Stocks plunged after the Federal Reserve announced fewer rate cuts next year. This is what Wall Street analysts see.


jerome powell
Federal Reserve Chairman Jerome Powell surprised markets on Wednesday night.Jacquelyn Martin/AP
  • The Federal Reserve cut its benchmark interest rate on Wednesday to between 4.25% and 4.5%.

  • The central bank also projected two cuts next year instead of four, sending stocks tumbling.

  • Many analysts consider the reaction to be exaggerated.

The Federal Reserve cut its benchmark interest rate on Wednesday to a range of 4.25% to 4.5%, bringing its drop since mid-September to 100 basis points.

Wall Street typically celebrates rate cuts as lower borrowing costs boost spending, investment and hiring. Lower rates also signal that inflation is under control and make risky assets like stocks relatively more attractive by undercutting yields on safer assets like Treasuries.

However, stocks plunged as Federal Reserve officials projected two cuts next year, down from four previously.

The S&P 500 and Dow Jones fell nearly 3%, while the Nasdaq 100 fell nearly 4% after the meeting. The sharp drop fueled a 74% rise in the VIX, better known as the stock market fear gauge. It was the second largest one-day jump in history.

But while many market professionals still urge caution amid fewer rate cuts in 2025, several Wall Street analysts view Wednesday’s sell-off as a “buy the dip” opportunity, and the intense reaction to the Federal Reserve meeting will derail policy this year. Santa Claus demonstration.

Here’s what investors and analysts are saying after Wednesday’s brutal sell-off.

Investors were “overreacting” because they knew before the meeting that the Federal Reserve would likely signal a pause in rate cuts, Schleif said.
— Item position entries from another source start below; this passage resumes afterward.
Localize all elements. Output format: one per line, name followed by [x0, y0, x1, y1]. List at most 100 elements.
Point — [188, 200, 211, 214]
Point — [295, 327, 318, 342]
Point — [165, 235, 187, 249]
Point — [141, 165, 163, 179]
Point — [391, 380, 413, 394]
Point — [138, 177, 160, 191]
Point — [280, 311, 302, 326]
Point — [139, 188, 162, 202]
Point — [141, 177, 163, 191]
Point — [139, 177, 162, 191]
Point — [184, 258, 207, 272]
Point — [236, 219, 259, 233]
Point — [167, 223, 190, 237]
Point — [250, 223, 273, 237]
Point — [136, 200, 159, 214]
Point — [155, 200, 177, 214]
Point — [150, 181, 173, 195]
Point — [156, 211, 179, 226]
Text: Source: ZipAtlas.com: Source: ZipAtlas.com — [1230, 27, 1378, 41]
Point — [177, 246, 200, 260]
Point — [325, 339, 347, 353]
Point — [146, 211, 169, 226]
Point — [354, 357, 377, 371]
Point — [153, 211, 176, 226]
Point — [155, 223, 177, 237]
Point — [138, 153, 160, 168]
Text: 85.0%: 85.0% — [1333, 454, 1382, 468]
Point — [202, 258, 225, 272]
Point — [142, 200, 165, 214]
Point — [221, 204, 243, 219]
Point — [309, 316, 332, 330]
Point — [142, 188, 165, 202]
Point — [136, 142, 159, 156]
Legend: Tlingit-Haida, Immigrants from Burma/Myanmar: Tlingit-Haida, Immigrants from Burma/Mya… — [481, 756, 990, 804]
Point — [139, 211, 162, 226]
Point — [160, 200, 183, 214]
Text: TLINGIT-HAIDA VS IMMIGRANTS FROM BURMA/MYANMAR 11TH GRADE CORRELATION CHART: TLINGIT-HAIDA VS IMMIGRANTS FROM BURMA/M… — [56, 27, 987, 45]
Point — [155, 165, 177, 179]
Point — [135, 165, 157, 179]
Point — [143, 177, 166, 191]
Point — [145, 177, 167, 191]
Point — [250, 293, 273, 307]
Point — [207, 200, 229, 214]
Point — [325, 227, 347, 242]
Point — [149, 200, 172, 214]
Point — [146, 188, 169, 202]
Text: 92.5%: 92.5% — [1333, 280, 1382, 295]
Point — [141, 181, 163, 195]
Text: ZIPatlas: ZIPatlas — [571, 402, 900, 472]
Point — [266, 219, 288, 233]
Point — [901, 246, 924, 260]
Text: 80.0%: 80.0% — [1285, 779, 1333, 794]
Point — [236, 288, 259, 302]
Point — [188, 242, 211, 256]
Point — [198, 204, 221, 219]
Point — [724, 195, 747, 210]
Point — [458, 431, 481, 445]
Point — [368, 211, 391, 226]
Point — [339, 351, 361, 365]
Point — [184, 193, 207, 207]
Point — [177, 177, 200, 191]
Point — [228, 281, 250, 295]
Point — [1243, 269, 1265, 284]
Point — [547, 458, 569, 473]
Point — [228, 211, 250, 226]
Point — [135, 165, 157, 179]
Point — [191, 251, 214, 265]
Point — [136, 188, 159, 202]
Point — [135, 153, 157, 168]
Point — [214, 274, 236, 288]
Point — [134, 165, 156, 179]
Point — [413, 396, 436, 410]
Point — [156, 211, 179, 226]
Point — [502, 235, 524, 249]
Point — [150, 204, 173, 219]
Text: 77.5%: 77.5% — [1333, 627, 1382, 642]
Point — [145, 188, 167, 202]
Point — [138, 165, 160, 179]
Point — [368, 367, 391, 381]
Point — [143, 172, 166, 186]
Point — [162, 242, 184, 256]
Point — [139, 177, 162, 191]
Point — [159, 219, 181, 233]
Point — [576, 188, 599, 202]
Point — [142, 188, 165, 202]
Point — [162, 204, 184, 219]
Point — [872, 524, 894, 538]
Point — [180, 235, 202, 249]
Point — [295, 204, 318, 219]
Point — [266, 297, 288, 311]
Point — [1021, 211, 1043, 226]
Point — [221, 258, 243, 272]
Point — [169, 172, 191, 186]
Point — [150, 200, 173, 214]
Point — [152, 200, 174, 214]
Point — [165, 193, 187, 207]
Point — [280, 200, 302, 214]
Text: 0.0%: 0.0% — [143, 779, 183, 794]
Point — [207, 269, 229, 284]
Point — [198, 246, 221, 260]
In addition, the economy remains strong, which is the most important thing, he added.

“Markets seemed to ignore the number of times and ways Chairman Powell pointed out how strong the economy is,” Schleif said. “The slower pace of Fed cuts is for a good reason, which is that the economy is strong, and a strong economy is ultimately what matters most for stocks and earnings.”

Citi economists said the Fed’s hawkish turn likely wouldn’t last and would instead turn dovish once the labor market showed signs of weakening.

With just 50 basis points of interest rate cuts priced into the market between now and mid-2026, Hollenhorst isn’t buying it.

“The continued weakening of the labor market will likely become even more evident in the coming months, keeping the Fed cutting at a faster pace than markets are pricing in,” Hollenhorst said in a note Wednesday. “We expect a strong dovish turn from Powell and the committee in the coming months.”